Pour Jamais seul (Warner), son premier album depuis ses ennuis de santé, Johnny Hallyday s'est entouré de jeunes musiciens dont Matthieu Chédid, alias -M- qui l'ont emmené hors des sentiers battus, pour un résultat frais et souvent surprenant mais manquant de cohérence.

La star du rock français, qui a frôlé la mort fin 2009 et a traversé une période de dépression, a conçu cet album comme un retour aux sources.

Le disque publié lundi a été enregistré «à l'ancienne» à Los Angeles. «Nous étions quatre ensemble, comme un groupe et nous avons enregistré comme dans les années 60-70, en direct», expliquait récemment Johnny dans un entretien à la radio RTL.

Le rockeur a fait appel à trois musiciens de la nouvelle génération: Vincent Polycarpe batteur du groupe Gush, Maxim Nucci (Yodelice) et Matthieu Chédid (-M-), qui signe la plupart des titres et réalise l'album.

L'entourage du chanteur avait annoncé un album brut au son blues, faisant espérer à certains un disque à la Johnny Cash. Il n'en est rien.

L'album est fortement marqué par les univers de Yodelice (dont il reprend un titre) et surtout de Matthieu Chédid.
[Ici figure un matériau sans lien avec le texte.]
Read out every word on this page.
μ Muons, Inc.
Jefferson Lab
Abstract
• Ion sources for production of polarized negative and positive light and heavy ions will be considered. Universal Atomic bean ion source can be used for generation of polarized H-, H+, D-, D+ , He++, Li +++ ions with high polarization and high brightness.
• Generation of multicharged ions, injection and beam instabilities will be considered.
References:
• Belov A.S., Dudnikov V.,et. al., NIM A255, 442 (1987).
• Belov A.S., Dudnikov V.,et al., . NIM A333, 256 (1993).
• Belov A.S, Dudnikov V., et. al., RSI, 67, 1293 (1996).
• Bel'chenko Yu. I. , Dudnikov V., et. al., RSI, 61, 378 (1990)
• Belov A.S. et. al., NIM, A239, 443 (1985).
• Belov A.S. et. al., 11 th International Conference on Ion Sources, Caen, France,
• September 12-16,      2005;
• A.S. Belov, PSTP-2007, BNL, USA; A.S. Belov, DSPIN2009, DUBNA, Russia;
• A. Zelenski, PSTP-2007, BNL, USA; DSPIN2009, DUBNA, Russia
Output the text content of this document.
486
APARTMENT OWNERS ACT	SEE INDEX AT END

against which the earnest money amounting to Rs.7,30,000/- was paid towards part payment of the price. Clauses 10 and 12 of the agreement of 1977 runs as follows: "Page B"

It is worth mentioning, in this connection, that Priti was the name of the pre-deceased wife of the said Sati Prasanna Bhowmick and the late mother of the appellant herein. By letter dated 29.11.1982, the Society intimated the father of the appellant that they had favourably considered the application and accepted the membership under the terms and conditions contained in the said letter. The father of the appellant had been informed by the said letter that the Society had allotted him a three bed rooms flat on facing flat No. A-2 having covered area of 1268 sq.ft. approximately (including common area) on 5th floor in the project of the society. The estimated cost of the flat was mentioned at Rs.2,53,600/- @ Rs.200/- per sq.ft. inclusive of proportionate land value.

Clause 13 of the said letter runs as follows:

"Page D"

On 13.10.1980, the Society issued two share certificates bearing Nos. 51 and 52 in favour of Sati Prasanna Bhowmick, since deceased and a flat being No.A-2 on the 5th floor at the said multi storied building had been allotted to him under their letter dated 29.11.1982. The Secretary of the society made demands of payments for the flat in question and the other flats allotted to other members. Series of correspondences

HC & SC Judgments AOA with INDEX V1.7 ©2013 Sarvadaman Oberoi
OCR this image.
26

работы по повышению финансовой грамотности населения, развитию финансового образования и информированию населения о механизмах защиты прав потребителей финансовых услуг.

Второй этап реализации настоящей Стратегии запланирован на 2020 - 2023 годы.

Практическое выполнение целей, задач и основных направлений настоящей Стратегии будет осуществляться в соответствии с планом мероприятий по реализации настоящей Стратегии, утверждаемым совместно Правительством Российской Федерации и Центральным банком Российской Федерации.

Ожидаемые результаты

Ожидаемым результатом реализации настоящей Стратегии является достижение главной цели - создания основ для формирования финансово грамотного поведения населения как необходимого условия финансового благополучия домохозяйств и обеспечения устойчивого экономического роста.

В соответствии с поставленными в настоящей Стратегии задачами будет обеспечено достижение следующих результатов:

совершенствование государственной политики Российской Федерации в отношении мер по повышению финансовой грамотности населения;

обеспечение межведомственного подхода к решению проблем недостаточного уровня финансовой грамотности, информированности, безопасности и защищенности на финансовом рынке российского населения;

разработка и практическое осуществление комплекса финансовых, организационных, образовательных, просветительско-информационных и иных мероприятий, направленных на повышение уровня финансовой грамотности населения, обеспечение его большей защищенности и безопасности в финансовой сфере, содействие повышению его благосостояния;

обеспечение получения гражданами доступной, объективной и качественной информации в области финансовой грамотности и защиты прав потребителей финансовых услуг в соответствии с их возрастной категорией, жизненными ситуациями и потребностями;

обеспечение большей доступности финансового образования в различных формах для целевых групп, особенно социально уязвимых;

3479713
Fortement médiatisée, la rencontre entre celui-ci et Johnny Hallyday a été déterminante et l'album est aussi une sorte d'adoubement de -M- par le «taulier» du rock français.

Johnny se fond dans le style de «Mister Mystère» et flirte avec la guitare - omniprésente - du musicien, dont il loue régulièrement lors de ses interviews les qualités de «guitar hero».

Les deux hommes font d'ailleurs étalage de leur complicité sur le titre England où la voix haut perchée de l'un répond au timbre grave de l'autre.

Jamais seul s'ouvre sur un retour à la période des débuts de Johnny avec Paul et Mick, hommage aux Beatles et aux Stones dans le plus pur style du rock anglais des années 60.

Dès le deuxième morceau, l'auditeur fait un bond de dix ans en avant avec Guitar hero, autre hommage de Johnny à son «ami» Jimi Hendrix.

Le chanteur sort des schémas dans lesquels il s'était souvent enfermé dans ses derniers albums. Yodelice le transporte dans un Ouest mystique et crépusculaire sur Jamais seul (un des titres les plus réussis du disque où il évoque les épreuves de ces derniers mois), tandis que -M- l'emmène dans la savane africaine (Les herbes folles).

Dans ce voyage musical, qui manque parfois de cohérence, le bon (Elle a mis de l'eau, ode toute en retenue à sa femme Laeticia) côtoie le moins bon (Tanagra, reprise qui manque de délicatesse d'une chanson très explicite de Brigitte Fontaine).

Johnny Hallyday, qui a craint un temps avoir perdu sa voix après ses ennuis de santé, apparaît en forme.

Il prend des intonations chaudes sur certains titres, en érafle d'autres de sa voix rauque, pousse dans les aigüs sur quelques morceaux. Il s'essaye même plusieurs fois à une interprétation davantage parlée que chantée, pour un résultat plutôt réussi.

La plupart des titres bénéficient d'arrangements plus dépouillés qu'à l'accoutumée, qui laissent de l'espace à la voix et à l'interprétation.

Mais celle-ci pâtit de la faiblesse des textes, signés Matthieu Chédid et Hocine Merabet. Plutôt que de se nourrir du vécu du chanteur, ils oscillent trop souvent entre jeux de mots faciles («y a pas de polémique/entre Paul et Mick» sur Paul et Mick) et sujets creux («Dandy, je suis resté/Dandy, je resterai. C'est pas moi qui le dit/Ce sont les enfants qui ont grandi» sur Dandy).

Le nouvel album bénéficiera en France d'une campagne de promotion qui s'assimile à une déferlante médiatique, avec interviews fleuves dans la presse et soirée spéciale à la télévision.